Last August, Fortune India published a cover story about Bangalore-based Team Indus, which was embarking on the most audacious of all startup dreams out of India—landing a craft on the moon—as part of its endeavour to win the $40 million (Rs 252.6 crore) Google Lunar XPrize (GLXP). Central to the narrative was how private companies like Sasken and Larsen & Toubro were helping the only Indian team in the competition negotiate various challenges that were part of the mission. Now, Tata Communications has pitched in through a partnership deal, formalised after it was set in motion a while ago.
As part of the deal, Tata Communications will provide a host of services to Team Indus, free of charge.
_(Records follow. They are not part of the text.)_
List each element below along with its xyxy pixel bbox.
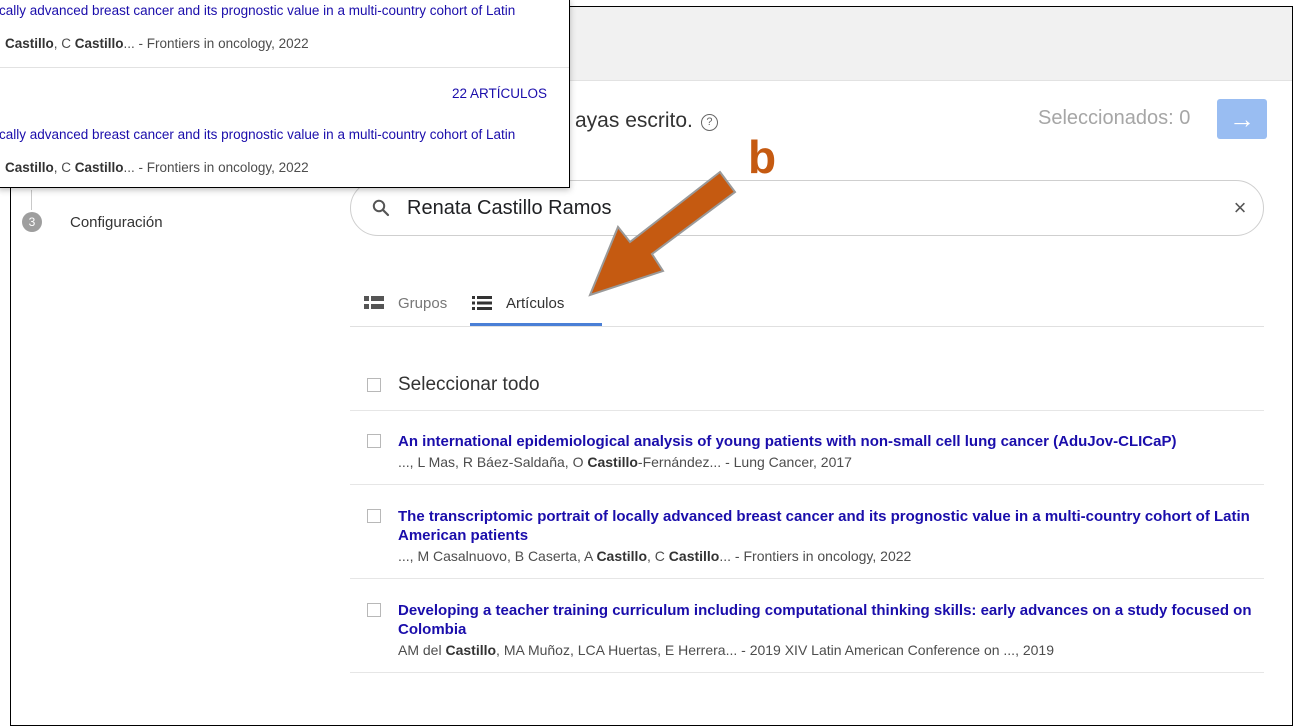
active-tab-indicator (470, 323, 602, 326)
list-item: An international epidemiological analysi… (350, 410, 1264, 485)
heading-text: ayas escrito. (575, 109, 693, 132)
clear-icon[interactable]: × (1217, 195, 1263, 221)
popup-articles-count[interactable]: 22 ARTÍCULOS (452, 86, 547, 101)
list-item: The transcriptomic portrait of locally a… (350, 485, 1264, 579)
tab-articles[interactable]: Artículos (472, 282, 564, 324)
popup-article-title-1[interactable]: cally advanced breast cancer and its pro… (0, 3, 569, 18)
tab-articles-label: Artículos (506, 294, 565, 312)
results-list: An international epidemiological analysi… (350, 410, 1264, 673)
arrow-right-icon: → (1229, 103, 1255, 134)
selected-count: Seleccionados: 0 (1038, 107, 1191, 129)
article-title-link[interactable]: The transcriptomic portrait of locally a… (398, 507, 1264, 545)
next-button[interactable]: → (1217, 99, 1267, 139)
tab-groups-label: Grupos (398, 294, 448, 312)
article-title-link[interactable]: An international epidemiological analysi… (398, 432, 1264, 451)
popup-article-meta-1: Castillo, C Castillo... - Frontiers in o… (5, 36, 309, 51)
article-meta: AM del Castillo, MA Muñoz, LCA Huertas, … (398, 642, 1054, 658)
search-box[interactable]: × (350, 180, 1264, 236)
page-heading: ayas escrito.? (575, 109, 718, 133)
item-checkbox[interactable] (367, 434, 381, 448)
list-item: Developing a teacher training curriculum… (350, 579, 1264, 673)
article-meta: ..., M Casalnuovo, B Caserta, A Castillo… (398, 548, 912, 564)
item-checkbox[interactable] (367, 509, 381, 523)
step-label: Configuración (70, 213, 163, 231)
search-input[interactable] (405, 195, 1217, 221)
article-meta: ..., L Mas, R Báez-Saldaña, O Castillo-F… (398, 454, 852, 470)
help-icon[interactable]: ? (700, 113, 718, 131)
group-preview-popup: cally advanced breast cancer and its pro… (0, 0, 570, 188)
step-number-badge: 3 (22, 212, 42, 232)
search-icon (357, 199, 405, 217)
select-all-row[interactable]: Seleccionar todo (350, 360, 1264, 411)
article-list-icon (472, 296, 492, 310)
popup-article-meta-2: Castillo, C Castillo... - Frontiers in o… (5, 160, 309, 175)
item-checkbox[interactable] (367, 603, 381, 617)
stepper-line (31, 190, 32, 210)
view-tabs: Grupos Artículos (350, 282, 1264, 327)
annotation-arrow-icon (588, 170, 737, 297)
popup-divider (0, 67, 569, 68)
select-all-checkbox[interactable] (367, 378, 381, 392)
select-all-label: Seleccionar todo (398, 374, 540, 395)
sidebar-step-configuracion[interactable]: 3 Configuración (22, 212, 163, 232)
popup-article-title-2[interactable]: cally advanced breast cancer and its pro… (0, 127, 569, 142)
tab-groups[interactable]: Grupos (364, 282, 447, 324)
article-title-link[interactable]: Developing a teacher training curriculum… (398, 601, 1264, 639)
group-list-icon (364, 296, 384, 309)
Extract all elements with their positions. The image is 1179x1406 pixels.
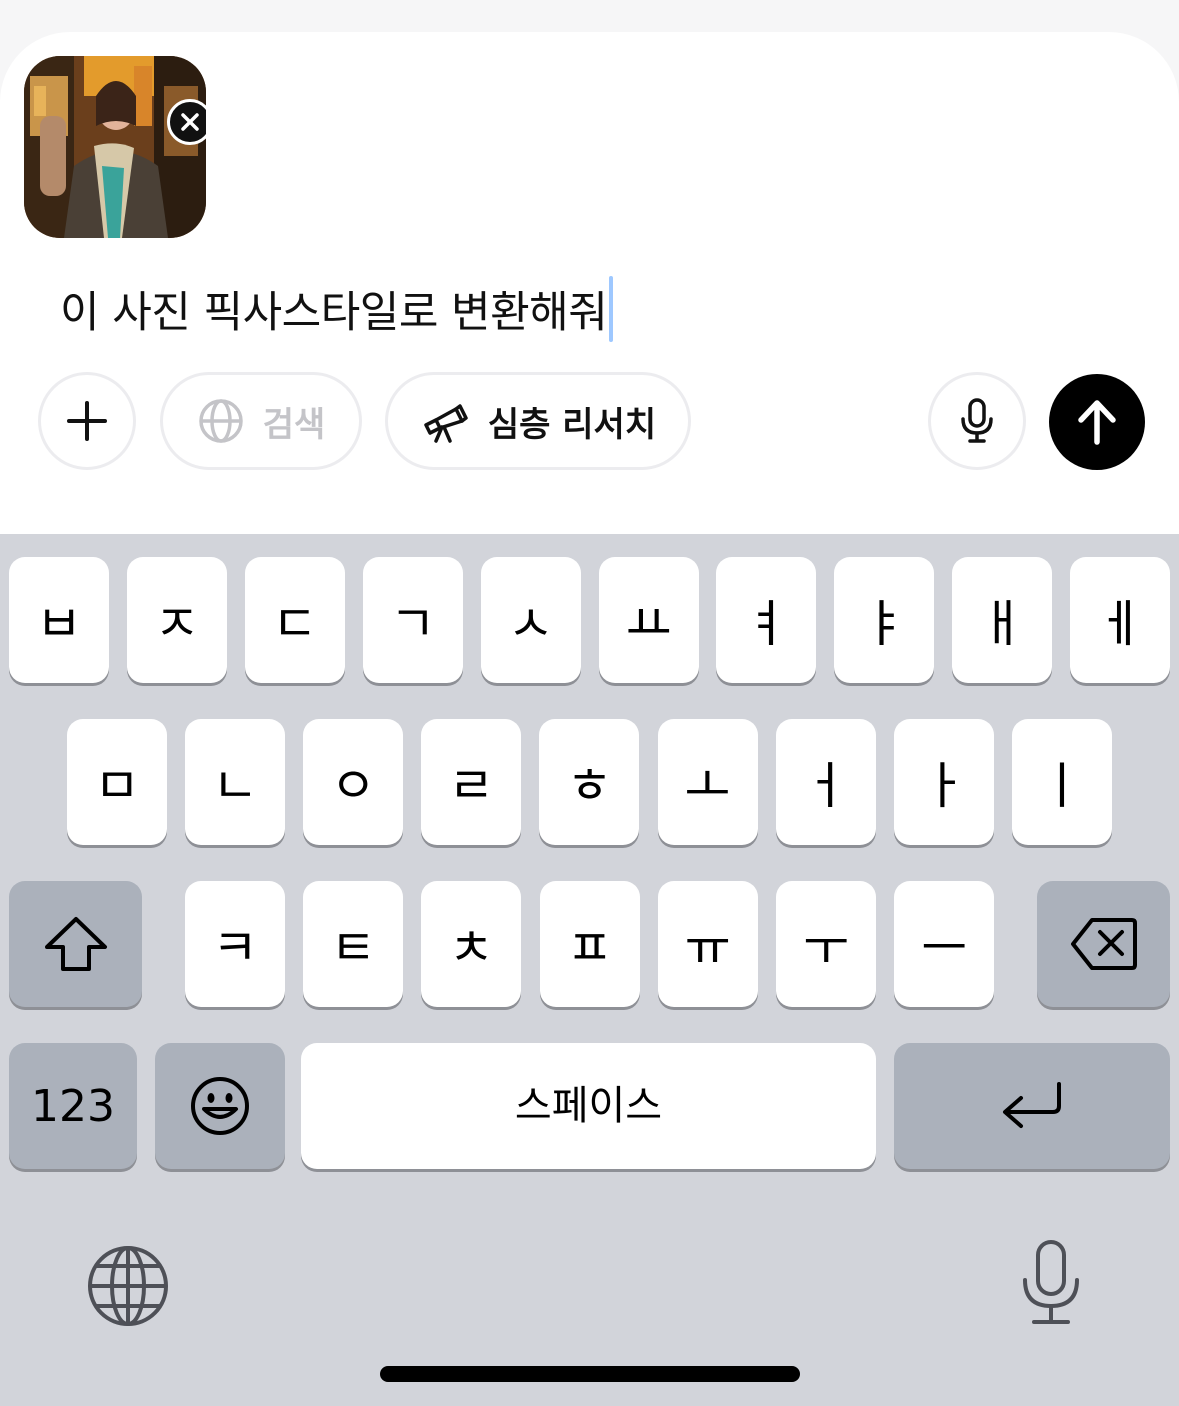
dictation-button[interactable] xyxy=(1020,1238,1082,1332)
letter-key-label: ㅛ xyxy=(625,595,672,653)
space-key[interactable]: 스페이스 xyxy=(301,1043,876,1169)
close-icon xyxy=(181,113,199,131)
letter-key[interactable]: ㅋ xyxy=(185,881,285,1007)
letter-key-label: ㅁ xyxy=(94,757,140,815)
letter-key-label: ㅇ xyxy=(330,757,377,815)
shift-key[interactable] xyxy=(9,881,142,1007)
letter-key[interactable]: ㅔ xyxy=(1070,557,1171,683)
return-icon xyxy=(1003,1082,1061,1128)
letter-key[interactable]: ㅗ xyxy=(657,719,758,845)
emoji-key[interactable] xyxy=(155,1043,285,1169)
letter-key-label: ㅑ xyxy=(861,595,908,653)
app-screen: 이 사진 픽사스타일로 변환해줘 검색 심층 리서치 ㅂ ㅈ ㄷ ㄱ ㅅ ㅛ ㅕ… xyxy=(0,0,1179,1406)
letter-key[interactable]: ㄴ xyxy=(185,719,286,845)
letter-key-label: ㅔ xyxy=(1097,595,1144,653)
delete-icon xyxy=(1070,918,1137,970)
letter-key-label: ㅏ xyxy=(920,757,967,815)
microphone-icon xyxy=(961,398,993,443)
letter-key-label: ㅓ xyxy=(802,757,849,815)
letter-key-label: ㅋ xyxy=(212,919,258,977)
letter-key-label: ㅎ xyxy=(566,757,613,815)
letter-key[interactable]: ㅌ xyxy=(303,881,404,1007)
letter-key[interactable]: ㄷ xyxy=(244,557,345,683)
letter-key-label: ㅌ xyxy=(330,919,377,977)
letter-key[interactable]: ㄱ xyxy=(362,557,463,683)
keyboard-switch-button[interactable] xyxy=(86,1244,170,1332)
microphone-icon xyxy=(1023,1240,1079,1324)
letter-key[interactable]: ㅅ xyxy=(480,557,581,683)
prompt-text: 이 사진 픽사스타일로 변환해줘 xyxy=(60,288,608,338)
globe-icon xyxy=(198,399,243,443)
letter-key[interactable]: ㅈ xyxy=(126,557,227,683)
letter-key[interactable]: ㅁ xyxy=(67,719,167,845)
return-key[interactable] xyxy=(894,1043,1170,1169)
arrow-up-icon xyxy=(1078,400,1116,445)
deep-research-label: 심층 리서치 xyxy=(487,404,657,445)
search-button[interactable]: 검색 xyxy=(160,372,362,470)
add-attachment-button[interactable] xyxy=(38,372,136,470)
attachment-image xyxy=(24,56,206,238)
letter-key-label: ㅜ xyxy=(803,919,849,977)
letter-key-label: ㅅ xyxy=(507,595,554,653)
letter-key-label: ㅡ xyxy=(921,919,968,977)
text-caret xyxy=(609,276,614,342)
letter-key-label: ㄴ xyxy=(212,757,259,815)
korean-keyboard: ㅂ ㅈ ㄷ ㄱ ㅅ ㅛ ㅕ ㅑ ㅐ ㅔ ㅁ ㄴ ㅇ ㄹ ㅎ ㅗ ㅓ ㅏ ㅣ ㅋ ㅌ ㅊ ㅍ ㅠ ㅜ ㅡ 123 스페이스 xyxy=(0,534,1179,1406)
plus-icon xyxy=(67,401,107,441)
letter-key[interactable]: ㅍ xyxy=(539,881,640,1007)
letter-key[interactable]: ㅡ xyxy=(894,881,995,1007)
deep-research-button[interactable]: 심층 리서치 xyxy=(385,372,691,470)
letter-key-label: ㅍ xyxy=(566,919,613,977)
search-label: 검색 xyxy=(262,404,326,445)
letter-key-label: ㅐ xyxy=(979,595,1026,653)
letter-key-label: ㅕ xyxy=(743,595,790,653)
letter-key-label: ㄹ xyxy=(448,757,495,815)
letter-key[interactable]: ㅠ xyxy=(657,881,758,1007)
letter-key-label: ㅈ xyxy=(153,595,200,653)
letter-key-label: ㄷ xyxy=(271,595,318,653)
attachment-thumbnail[interactable] xyxy=(24,56,206,238)
letter-key[interactable]: ㅂ xyxy=(9,557,109,683)
letter-key-label: ㅗ xyxy=(684,757,731,815)
letter-key-label: ㅂ xyxy=(36,595,82,653)
letter-key-label: ㄱ xyxy=(389,595,436,653)
letter-key-label: ㅠ xyxy=(684,919,731,977)
letter-key[interactable]: ㅛ xyxy=(598,557,699,683)
letter-key[interactable]: ㅎ xyxy=(539,719,640,845)
letter-key[interactable]: ㅏ xyxy=(893,719,994,845)
letter-key[interactable]: ㅕ xyxy=(716,557,817,683)
globe-icon xyxy=(88,1246,168,1326)
prompt-input[interactable]: 이 사진 픽사스타일로 변환해줘 xyxy=(60,274,614,344)
send-button[interactable] xyxy=(1049,374,1145,470)
shift-icon xyxy=(44,917,107,971)
letter-key[interactable]: ㅓ xyxy=(775,719,876,845)
delete-key[interactable] xyxy=(1037,881,1170,1007)
letter-key-label: ㅣ xyxy=(1038,757,1085,815)
letter-key[interactable]: ㅜ xyxy=(776,881,876,1007)
letter-key[interactable]: ㅣ xyxy=(1011,719,1112,845)
numbers-key[interactable]: 123 xyxy=(9,1043,137,1169)
emoji-icon xyxy=(191,1077,249,1135)
letter-key[interactable]: ㅇ xyxy=(303,719,404,845)
home-indicator xyxy=(380,1366,800,1382)
voice-input-button[interactable] xyxy=(928,372,1026,470)
letter-key-label: ㅊ xyxy=(448,919,495,977)
letter-key[interactable]: ㅊ xyxy=(421,881,522,1007)
letter-key[interactable]: ㄹ xyxy=(421,719,522,845)
space-key-label: 스페이스 xyxy=(514,1083,663,1129)
remove-attachment-button[interactable] xyxy=(167,99,206,145)
letter-key[interactable]: ㅑ xyxy=(834,557,935,683)
letter-key[interactable]: ㅐ xyxy=(952,557,1053,683)
telescope-icon xyxy=(424,404,468,443)
numbers-key-label: 123 xyxy=(31,1080,115,1132)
These include the use of low-latency network capabilities to connect data centres in India with a deep space network in the U.S., ensuring round-the-clock visibility of the lunar module, connectivity to and from the lunar rover, and distribution of the high-definition content captured from the moon as part of the competition mandate. That’s in addition to a dedicated hosting platform for flight-path analytics, telemetry algorithms, and videoconferencing facilities.
Julie Woods-Moss, chief marketing officer and chief executive of Nextgen business, Tata Communications, says the collaboration is being driven from the top, with managing director Vinod Kumar involved personally. Woods-Moss explains that the experience of working in the cutting-edge world of Formula 1 helped the company better appraise the opportunity and the challenges. Crucially, she adds that though the company “loves it when [it] can help Indian innovation,” it didn’t want the arrangement to be informal, as many such partnerships tend to be. “This being a mission-critical delivery, we will treat Team Indus like any other customer,” Woods-Moss says. “Everything is the same for them except the billing.”
Alliance between the competing teams and the private sector is a feature of the GLXP, and no team exemplifies it better than the U.S.-based frontrunner for the prize, Astrobotic, whose website features as many as seven strategic partners. These include Alcoa, National Instruments, Caterpillar, Carnegie Mellon University, Ansys, Agi, and International Rectifier Corporation. In fact, Astrobotic has announced that it is also collaborating with fellow competitor Hakuto from Japan.
Team Indus itself is fresh off proving its capabilities in landing systems and has won a $1 million GLXP milestone prize for its efforts. The team, led by former IT professional Rahul Narayan, is in talks with Antrix Corporation, the commercial arm of the Indian Space Research Organisation (ISRO) to secure a committed launch aboard ISRO’s workhorse, the Polar Satellite Launch Vehicle (PSLV). But as is the case with most government liaisons, progress has been slow.
The private space business in India is in its infancy, and it needs a booster dose to catch up with the West. Breakout startups like Team Indus, which could contain the seed of a next-generation aerospace enterprise, need the private sector to support their moonshot.